ICANN sent out a news alert yesterday calling for volunteers to participate on a new working group that will be created to “Review all Rights Protections Mechanisms in all generic top-level domains.” Among other things, this working group will be tasked with potentially overhauling the UDRP and URS procedures. This could have major ramifications for domain investors and domain name portfolio operators.
A week ago, Phil Corwin from the Internet Commerce Association wrote an article on CircleID about the importance of this working group and the impact its findings and recommendations may have on domain owners and domain investors. Phil also published an informative blog post about the working group on the ICA’s website. You should read both of these articles to get a better idea of why members of the domain investment community should consider participating on this working group.
Phil also commented to me about the importance in having solid representation among domain investors within this working group:
“These reviews, first of the new gTLD RPMs, followed by the first-ever review of the UDRP, may result in important changes to the treatment of domains within trademark law and ICANN rights protection processes. And those changes, once made, will probably last for at least a decade or two without further alteration. So anyone with an interest in registrant rights and domain valuations has a stake in their outcome.”
Nat Cohen, a board member at the ICA and the founder of Telepathy, Inc. a company that has had to repeatedly defend its descriptive domain name assets in UDRP proceedings, also shared some thoughts with me:
“The UDRP system is badly broken. It is designed for trademark interests, implemented largely by trademark interests for the benefit of trademark interests. Panelists act without accountability and some trample on the policy with impunity. The use of the UDRP to legitimize the theft of domains such as camilla.com, fattuesday.com, nicecar.com, ovation.com, canary.com, vanity.com and many others has provoked outrage from domain investors wondering what could be done to protect our investments from an unfair process that is built into every gTLD domain registration. To quote the lyrics from “Hamilton“-
‘When you got skin in the game, you stay in the game
But you don’t get a win unless you play in the game
…Oh, I’ve got to be in
The room where it happens…’
This is our once in a generation chance to be in the room where the rules that govern our livelihood will be made. Our active involvement will give us the best chance for a good outcome, otherwise we can cry and moan about the results for decades to come.”
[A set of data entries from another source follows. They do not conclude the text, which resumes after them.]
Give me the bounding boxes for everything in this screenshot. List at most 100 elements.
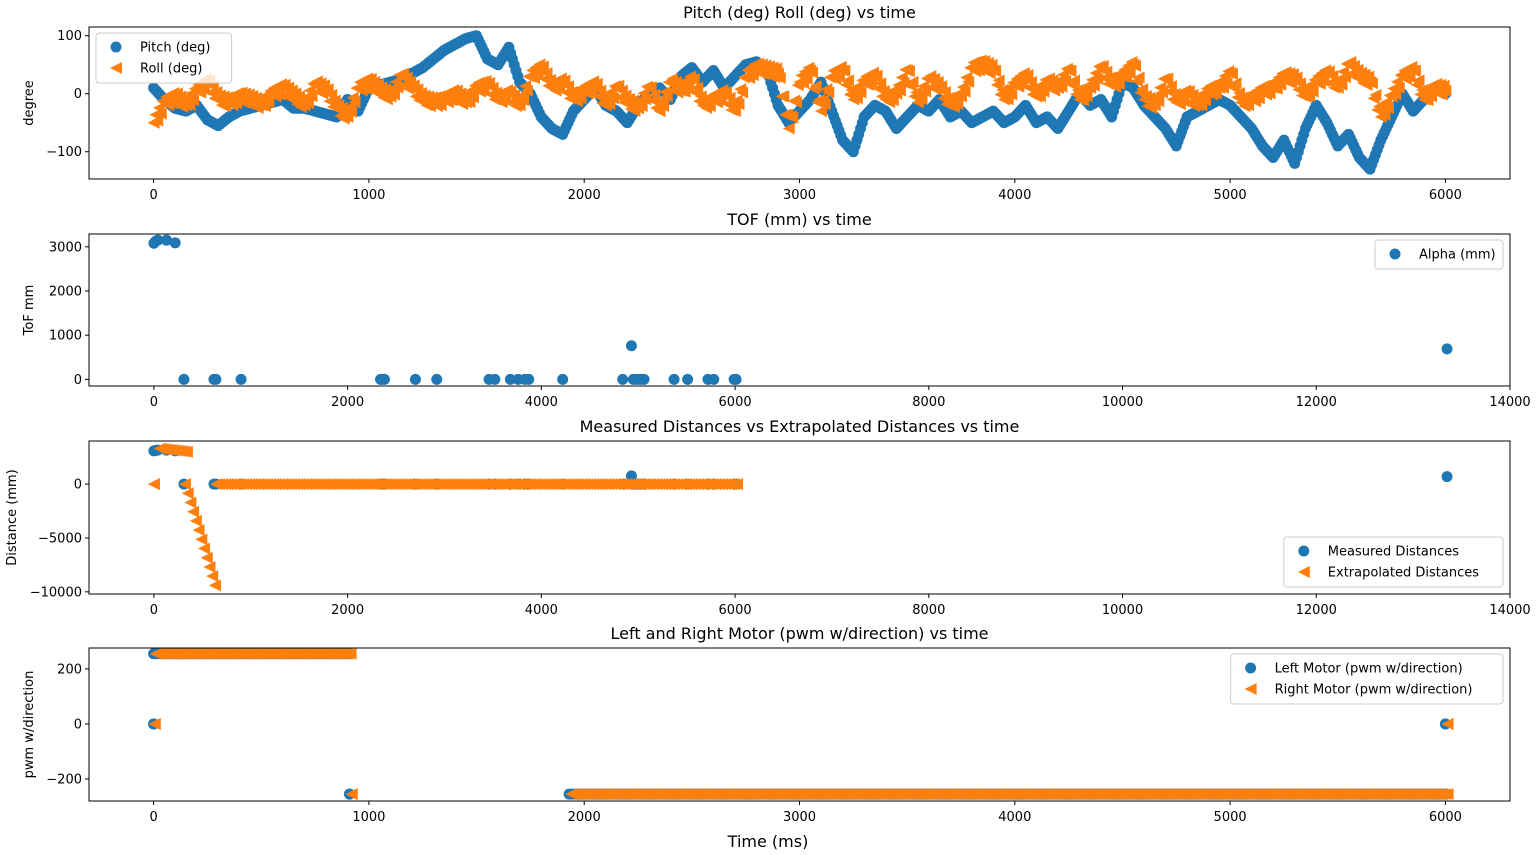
figure-xlabel: Time (ms) [727, 832, 809, 851]
data-point [184, 496, 197, 509]
data-point [378, 373, 390, 385]
x-tick-label: 0 [149, 810, 157, 825]
y-axis-label: Distance (mm) [5, 469, 20, 565]
subplot-title: Measured Distances vs Extrapolated Dista… [580, 417, 1020, 436]
x-tick-label: 4000 [998, 810, 1031, 825]
legend-entry-label: Extrapolated Distances [1328, 566, 1479, 581]
data-point [208, 579, 221, 592]
x-tick-label: 12000 [1296, 603, 1337, 618]
axes-frame [88, 233, 1511, 387]
data-point [187, 505, 200, 518]
x-tick-label: 10000 [1102, 395, 1143, 410]
y-tick-label: 0 [74, 478, 82, 493]
x-tick-label: 6000 [1429, 188, 1462, 203]
y-tick-label: −200 [46, 772, 82, 787]
y-axis-label: degree [22, 80, 37, 126]
y-axis-label: ToF mm [22, 285, 37, 337]
x-tick-label: 4000 [998, 188, 1031, 203]
data-point [169, 237, 181, 249]
x-tick-label: 2000 [331, 395, 364, 410]
legend-marker-icon [1298, 545, 1310, 557]
y-axis-label: pwm w/direction [22, 671, 37, 779]
x-tick-label: 4000 [525, 603, 558, 618]
y-tick-label: 1000 [49, 329, 82, 344]
legend: Left Motor (pwm w/direction) Right Motor … [1230, 653, 1504, 705]
series-extrapolated-distances [147, 442, 744, 592]
x-tick-label: 0 [150, 395, 158, 410]
data-point [682, 373, 694, 385]
figure: Time (ms) 0 1000 2000 3000 4000 5000 6000−1000… [5, 3, 1531, 851]
y-tick-label: −5000 [38, 531, 82, 546]
x-tick-label: 3000 [783, 188, 816, 203]
x-tick-label: 10000 [1102, 603, 1143, 618]
y-tick-label: 3000 [49, 240, 82, 255]
x-tick-label: 14000 [1489, 395, 1530, 410]
legend: Pitch (deg) Roll (deg) [95, 32, 233, 84]
data-point [189, 514, 202, 527]
y-tick-label: 0 [74, 87, 82, 102]
data-point [730, 373, 742, 385]
subplot-title: Left and Right Motor (pwm w/direction) v… [610, 624, 988, 643]
data-point [431, 373, 443, 385]
data-point [206, 570, 219, 583]
data-point [1441, 471, 1453, 483]
legend: Measured Distances Extrapolated Distances [1283, 536, 1504, 588]
x-tick-label: 2000 [568, 188, 601, 203]
subplot-tof: 0 2000 4000 6000 8000 10000 12000 14000 0 1000 200… [22, 210, 1531, 410]
data-point [147, 478, 160, 491]
x-tick-label: 3000 [783, 810, 816, 825]
legend-entry-label: Right Motor (pwm w/direction) [1275, 683, 1473, 698]
x-tick-label: 8000 [912, 395, 945, 410]
series-roll-deg- [147, 54, 1452, 135]
x-tick-label: 2000 [568, 810, 601, 825]
x-tick-label: 1000 [352, 188, 385, 203]
x-tick-label: 4000 [525, 395, 558, 410]
legend-entry-label: Measured Distances [1328, 545, 1459, 560]
legend-entry-label: Pitch (deg) [140, 41, 210, 56]
legend-entry-label: Left Motor (pwm w/direction) [1275, 662, 1463, 677]
legend-marker-icon [1389, 248, 1401, 260]
x-tick-label: 5000 [1214, 810, 1247, 825]
data-point [409, 373, 421, 385]
data-point [210, 373, 222, 385]
data-point [195, 533, 208, 546]
legend-marker-icon [1245, 662, 1257, 674]
data-point [178, 373, 190, 385]
data-point [638, 373, 650, 385]
data-point [203, 560, 216, 573]
legend-entry-label: Roll (deg) [140, 62, 202, 77]
y-tick-label: −10000 [30, 585, 82, 600]
x-tick-label: 8000 [912, 603, 945, 618]
plot-area [147, 30, 1452, 175]
x-tick-label: 0 [149, 188, 157, 203]
data-point [198, 542, 211, 555]
x-tick-label: 6000 [719, 395, 752, 410]
x-tick-label: 1000 [352, 810, 385, 825]
y-tick-label: −100 [46, 145, 82, 160]
x-tick-label: 14000 [1489, 603, 1530, 618]
y-tick-label: 0 [74, 717, 82, 732]
legend-marker-icon [110, 41, 122, 53]
legend-entry-label: Alpha (mm) [1419, 248, 1496, 263]
series-alpha-mm- [148, 234, 1453, 385]
data-point [235, 373, 247, 385]
x-tick-label: 12000 [1296, 395, 1337, 410]
data-point [1441, 343, 1453, 355]
y-tick-label: 100 [57, 29, 82, 44]
plot-area [147, 442, 1453, 592]
subplot-motors: 0 1000 2000 3000 4000 5000 6000 −200 0 200 Left an… [22, 624, 1511, 825]
x-tick-label: 2000 [331, 603, 364, 618]
data-point [200, 551, 213, 564]
data-point [625, 340, 637, 352]
legend: Alpha (mm) [1374, 239, 1504, 270]
data-point [523, 373, 535, 385]
y-tick-label: 0 [74, 373, 82, 388]
data-point [192, 524, 205, 537]
y-tick-label: 200 [57, 662, 82, 677]
subplot-title: Pitch (deg) Roll (deg) vs time [683, 3, 916, 22]
subplot-title: TOF (mm) vs time [726, 210, 871, 229]
data-point [708, 373, 720, 385]
x-tick-label: 5000 [1214, 188, 1247, 203]
data-point [489, 373, 501, 385]
y-tick-label: 2000 [49, 285, 82, 300]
People in the domain investment space are encouraged to sign up to participate since trademark interests and other groups will likely have participation in full force. People who volunteer to become a member of the working group should expect to spend approximately one hour per week on the group calls. The group will likely be convened for over a year. For those who wish to take a more passive role, it is possible to sign up for the email list and not be active on the working group.
I do not know how large this group will be, but I plan to sign up for the working group. I encourage others in this business to do so as well to ensure that people who invest in domain names are represented. People often complain that the UDRP is unfair to domain investors and strongly favors trademark and other interests. Now is the time to act to ensure our rights as domain owners are not usurped.
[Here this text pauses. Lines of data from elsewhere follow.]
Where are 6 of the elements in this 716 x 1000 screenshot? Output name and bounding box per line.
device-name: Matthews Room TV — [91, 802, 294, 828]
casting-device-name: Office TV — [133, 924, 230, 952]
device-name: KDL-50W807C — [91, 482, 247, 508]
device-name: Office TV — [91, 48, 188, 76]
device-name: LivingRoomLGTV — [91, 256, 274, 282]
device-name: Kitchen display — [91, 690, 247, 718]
Visit the ICANN website to read more about the working group and to sign up to participate.
Thanks for sharing this. I think often people talk less and smile more when action is required. This is your chance to take your shot at shaping this important aspect of the domain industry. I am going to look into it.
And this morning I was thinking of skipping listening to Hamilton again, and then I read this and it was stuck in my head again. 🙂
I agree with all comments above, especially the one with skin in the game.
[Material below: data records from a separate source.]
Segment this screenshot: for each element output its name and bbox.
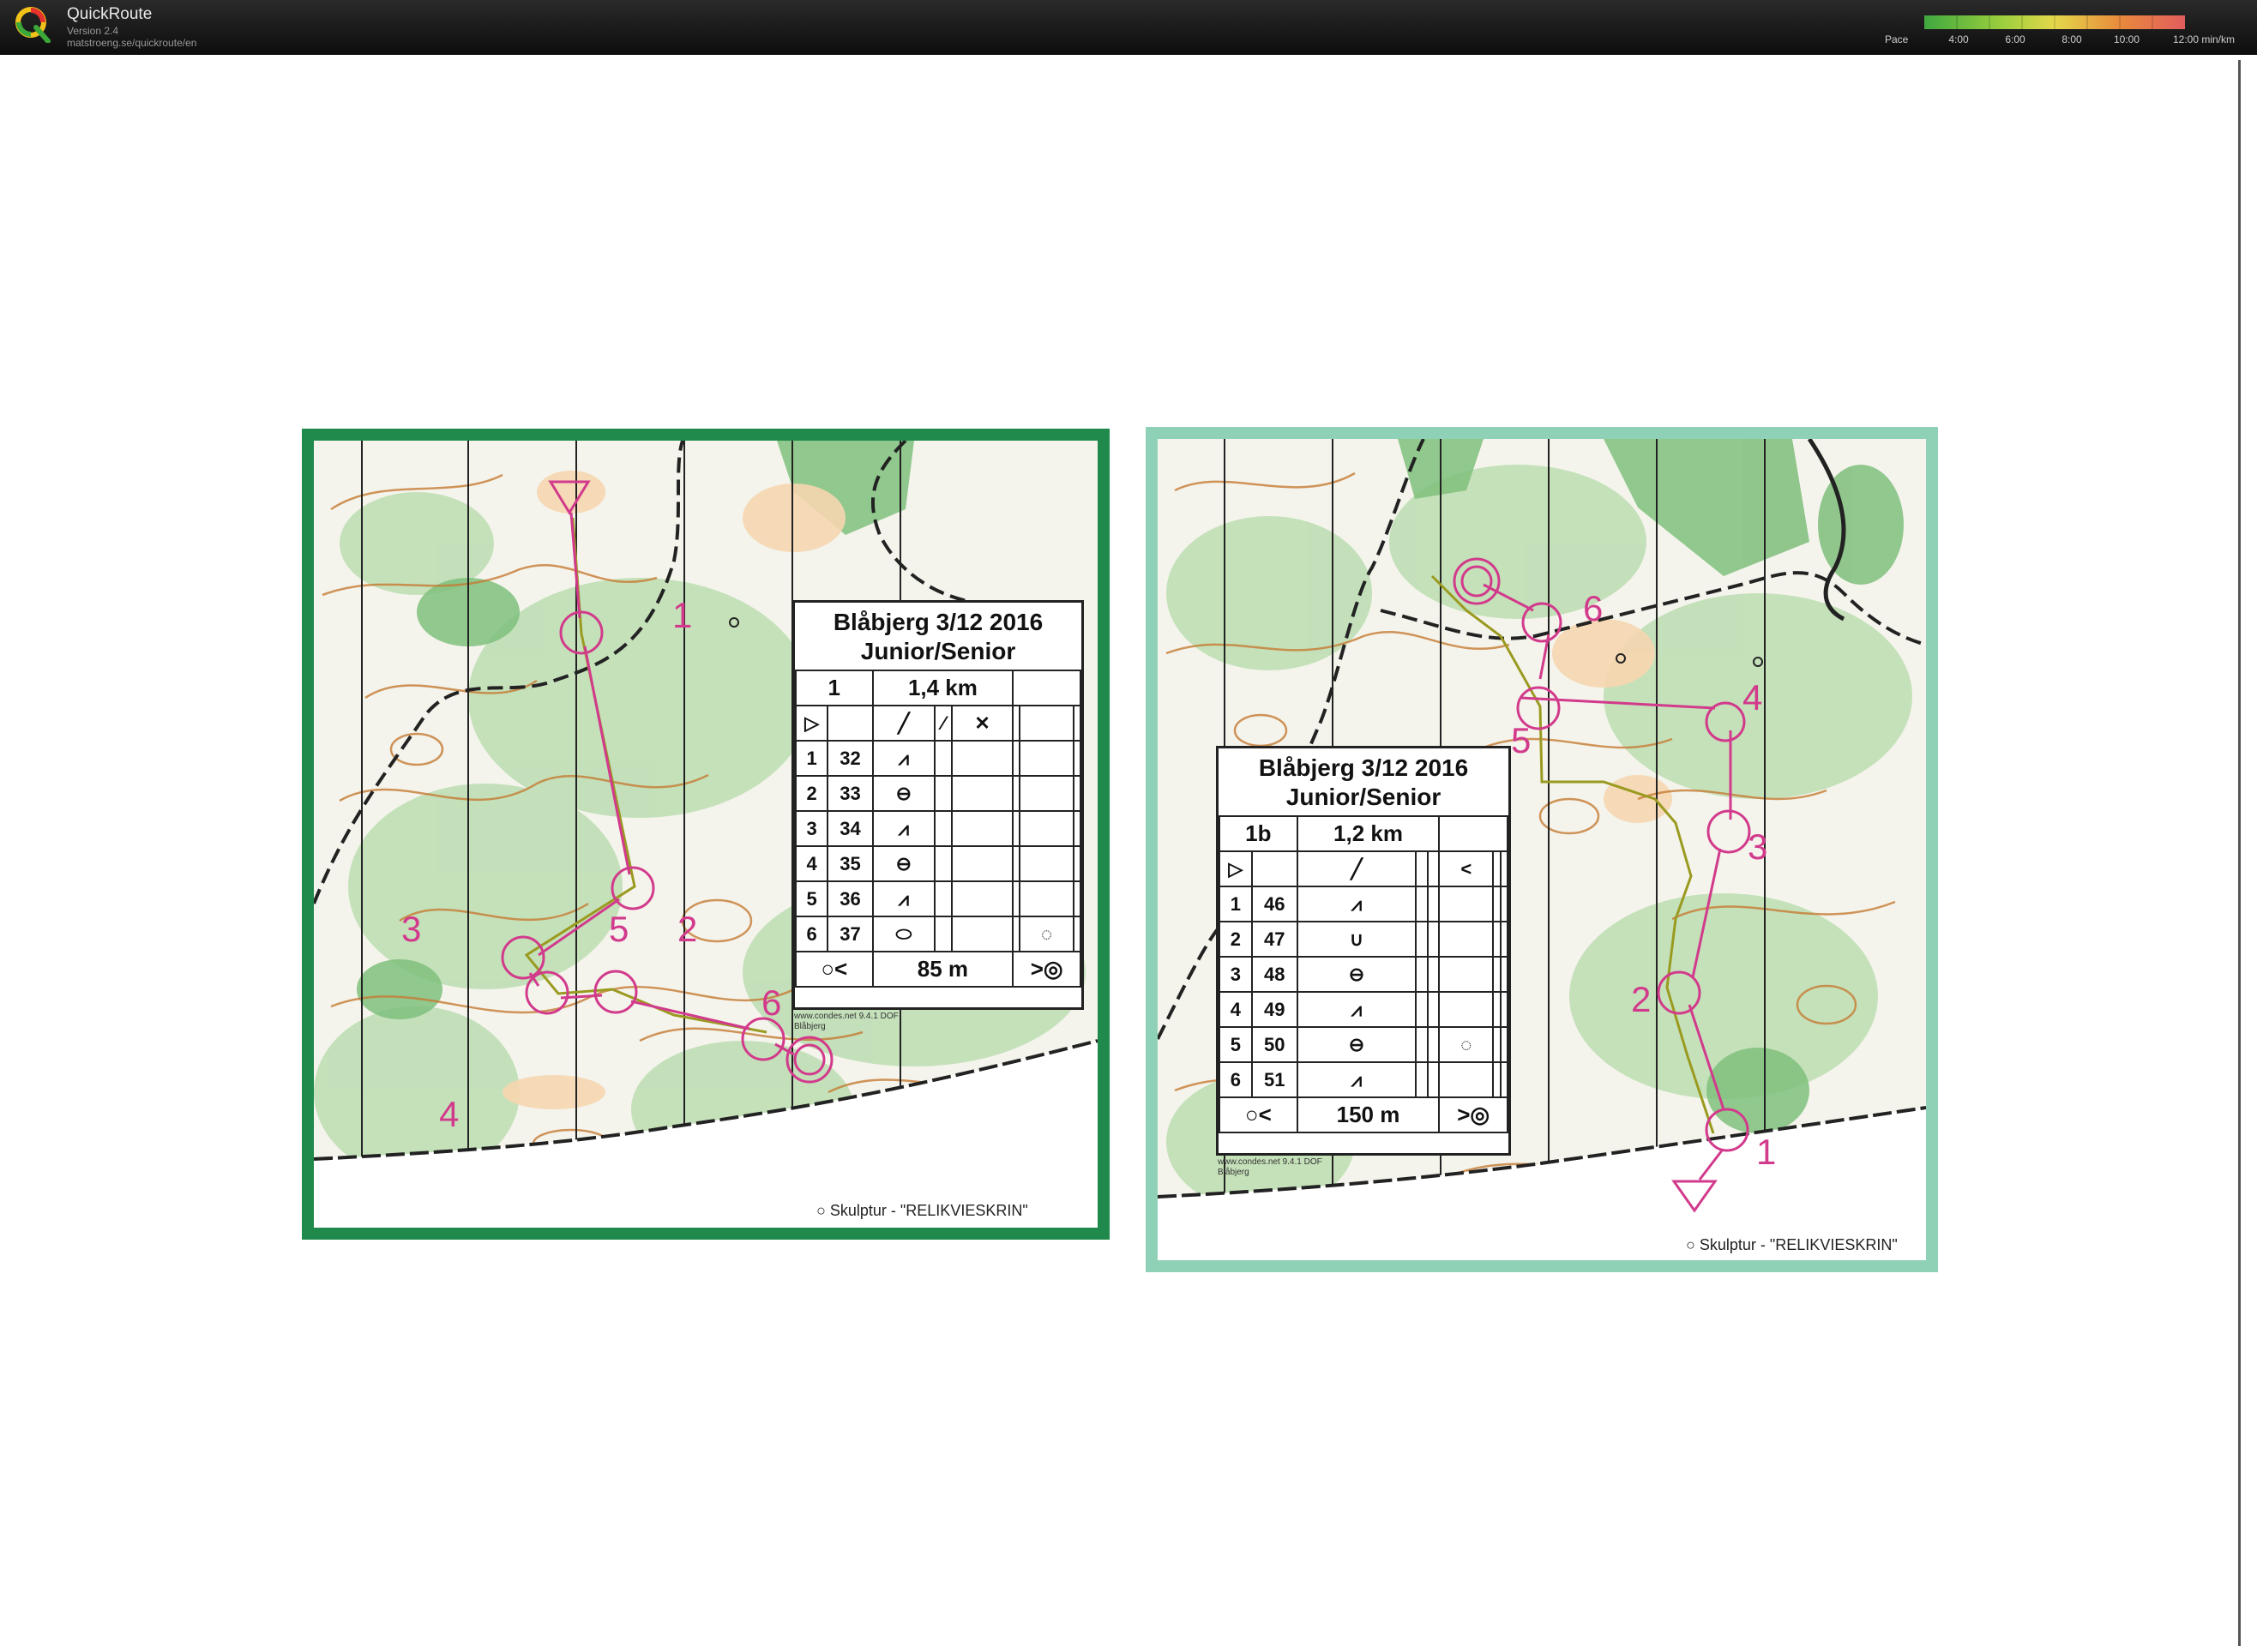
- control-num: 2: [1219, 921, 1253, 958]
- control-num: 5: [1219, 1026, 1253, 1063]
- pace-label: Pace: [1885, 33, 1909, 45]
- knoll-icon: ⩘: [1296, 991, 1417, 1028]
- control-code: 33: [827, 775, 874, 812]
- course-name: 1: [795, 670, 874, 706]
- control-num: 4: [1219, 991, 1253, 1028]
- card-event: Blåbjerg 3/12 2016: [833, 609, 1044, 635]
- control-num: 5: [794, 880, 829, 917]
- knoll-icon: ⩘: [871, 740, 936, 777]
- position-symbol-icon: ◌: [1019, 916, 1074, 952]
- control-code: 50: [1250, 1026, 1298, 1063]
- map-left[interactable]: 1 2 3 4 5 6 Blåbjerg 3/12 2016 Junior/Se…: [302, 429, 1110, 1240]
- knoll-icon: ⩘: [871, 880, 936, 917]
- control-num: 3: [1219, 956, 1253, 993]
- knoll-icon: ⩘: [1296, 1061, 1417, 1098]
- course-length: 1,2 km: [1296, 815, 1441, 852]
- depression-icon: ⊖: [871, 845, 936, 882]
- course-name: 1b: [1219, 815, 1298, 852]
- finish-start-icon: ○<: [795, 951, 874, 988]
- control-num: 1: [794, 740, 829, 777]
- control-number: 4: [439, 1094, 459, 1134]
- ellipse-icon: ⬭: [871, 916, 936, 952]
- control-code: 35: [827, 845, 874, 882]
- app-title: QuickRoute: [67, 5, 153, 23]
- depression-icon: ⊖: [1296, 956, 1417, 993]
- control-code: 47: [1250, 921, 1298, 958]
- knoll-icon: ⩘: [1296, 886, 1417, 922]
- pace-tick-8: 8:00: [2061, 33, 2082, 45]
- cross-symbol-icon: ✕: [950, 705, 1014, 742]
- circle-marker-icon: ○: [1686, 1236, 1700, 1253]
- control-code: 48: [1250, 956, 1298, 993]
- card-event: Blåbjerg 3/12 2016: [1258, 754, 1469, 781]
- pace-color-scale: [1924, 15, 2185, 29]
- control-code: 37: [827, 916, 874, 952]
- control-number: 4: [1742, 677, 1762, 718]
- control-number: 1: [672, 595, 692, 635]
- control-number: 5: [609, 909, 629, 949]
- course-length: 1,4 km: [871, 670, 1014, 706]
- control-code: 36: [827, 880, 874, 917]
- knoll-icon: ⩘: [871, 810, 936, 847]
- control-number: 3: [1748, 826, 1767, 867]
- control-description-card-right: Blåbjerg 3/12 2016 Junior/Senior 1b 1,2 …: [1216, 746, 1511, 1156]
- map-credit: www.condes.net 9.4.1 DOF Blåbjerg: [794, 1012, 899, 1031]
- slash-symbol-icon: ╱: [871, 705, 936, 742]
- map-right[interactable]: 1 2 3 4 5 6 Blåbjerg 3/12 2016 Junior/Se…: [1146, 427, 1938, 1272]
- control-number: 1: [1756, 1132, 1776, 1172]
- circle-marker-icon: ○: [816, 1202, 830, 1219]
- skulptur-label: ○ Skulptur - "RELIKVIESKRIN": [1686, 1236, 1898, 1253]
- start-triangle-icon: ▷: [1219, 850, 1253, 887]
- control-description-card-left: Blåbjerg 3/12 2016 Junior/Senior 1 1,4 k…: [792, 600, 1084, 1010]
- control-code: 34: [827, 810, 874, 847]
- control-number: 3: [401, 909, 421, 949]
- finish-distance: 150 m: [1296, 1096, 1441, 1133]
- pace-tick-10: 10:00: [2113, 33, 2140, 45]
- card-class: Junior/Senior: [860, 638, 1016, 664]
- control-number: 6: [1583, 588, 1603, 628]
- control-num: 6: [1219, 1061, 1253, 1098]
- slash-symbol-icon: ╱: [1296, 850, 1417, 887]
- control-description-table: 1 1,4 km ▷ ╱ ⁄ ✕ 1 32 ⩘ 2 33 ⊖ 3 34 ⩘ 4 35 ⊖ 5 36…: [794, 670, 1082, 988]
- finish-icon: >◎: [1438, 1096, 1508, 1133]
- pit-icon: ∪: [1296, 921, 1417, 958]
- quickroute-logo-icon: [15, 7, 51, 43]
- control-code: 49: [1250, 991, 1298, 1028]
- control-code: 46: [1250, 886, 1298, 922]
- control-code: 32: [827, 740, 874, 777]
- finish-icon: >◎: [1012, 951, 1081, 988]
- app-url: matstroeng.se/quickroute/en: [67, 37, 197, 49]
- app-titlebar: QuickRoute Version 2.4 matstroeng.se/qui…: [0, 0, 2257, 57]
- depression-icon: ⊖: [1296, 1026, 1417, 1063]
- control-number: 2: [1631, 979, 1651, 1019]
- control-num: 2: [794, 775, 829, 812]
- control-number: 2: [677, 909, 697, 949]
- depression-icon: ⊖: [871, 775, 936, 812]
- control-number: 6: [761, 982, 781, 1023]
- control-number: 5: [1511, 720, 1531, 760]
- pace-tick-12: 12:00 min/km: [2172, 33, 2236, 45]
- card-class: Junior/Senior: [1285, 784, 1441, 810]
- canvas-edge: [2238, 60, 2241, 1646]
- pace-tick-4: 4:00: [1948, 33, 1969, 45]
- position-symbol-icon: ◌: [1438, 1026, 1495, 1063]
- finish-distance: 85 m: [871, 951, 1014, 988]
- control-num: 6: [794, 916, 829, 952]
- control-code: 51: [1250, 1061, 1298, 1098]
- pace-tick-6: 6:00: [2005, 33, 2025, 45]
- control-num: 4: [794, 845, 829, 882]
- map-credit: www.condes.net 9.4.1 DOF Blåbjerg: [1218, 1157, 1322, 1177]
- angle-symbol-icon: <: [1438, 850, 1495, 887]
- dashed-slash-symbol-icon: ⁄: [934, 705, 953, 742]
- control-num: 1: [1219, 886, 1253, 922]
- control-description-table: 1b 1,2 km ▷ ╱ < 1 46 ⩘ 2 47 ∪ 3 48 ⊖ 4 49 ⩘ 5 50 ⊖…: [1219, 815, 1509, 1133]
- start-triangle-icon: ▷: [794, 705, 829, 742]
- app-version: Version 2.4: [67, 25, 119, 37]
- finish-start-icon: ○<: [1219, 1096, 1298, 1133]
- skulptur-label: ○ Skulptur - "RELIKVIESKRIN": [816, 1202, 1028, 1219]
- control-num: 3: [794, 810, 829, 847]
This is an important moment in time, to have your say, it could have generational wealth impact for some.
Will you be participating?
Thanks for the heads up on this. Just signed up to monitor the deliberations. Time permitting, I may just go for the member route which looks to be an easy switch by informing the GNSO Secretariat at any time.
Thanks Elliot, very important indeed. I see it says at a minimum one weekly teleconference. Were you ever in a program like this? If I understand correctly there will be many different focus groups?
@Ariel–This is not a focus group as if for a political candidate or a consumer product. This is a working group (WG) that will review first the new gTLD RPMs and later on the UDRP to evaluate how well they are meeting their goals and to recommend whether any procedural or substantive changes should be made.
The work of the WG will be organized by a Chair, or more likely several Co-Chairs, in coordination with ICANN Policy support staff. At some points subgroups may be created to focus in on particular issues and then report back to the larger WG, in order to operate more efficiently. But most of the effort will likely be done by the full WG.
Does that answer your question?
ok great, thank you Philip.
Hello I am interested please do inbox me for details. Cheers!
PS–the official Call for Volunteers is at https://www.icann.org/news/announcement-2016-03-21-en . That’s where interested individuals can sign up.
Most likely, I’ll be participating. Even though I’ve never been affected by any UDRP, it’s important for domain investors (and registrants generally) to assert their interests and legitimacy.
Then it will be two of us with the same name on the group 🙂 I think your involvement would be a benefit for all, you’re normally very well reasoned and lucid in your writing.
Agree and that makes at least 3 🙂
I totally agree with this Governance exercise regarding the reviewing of the RPM.
I have already subscribed as a member, because we need to create an equilibrated ecosystem between trademark owners and domainers.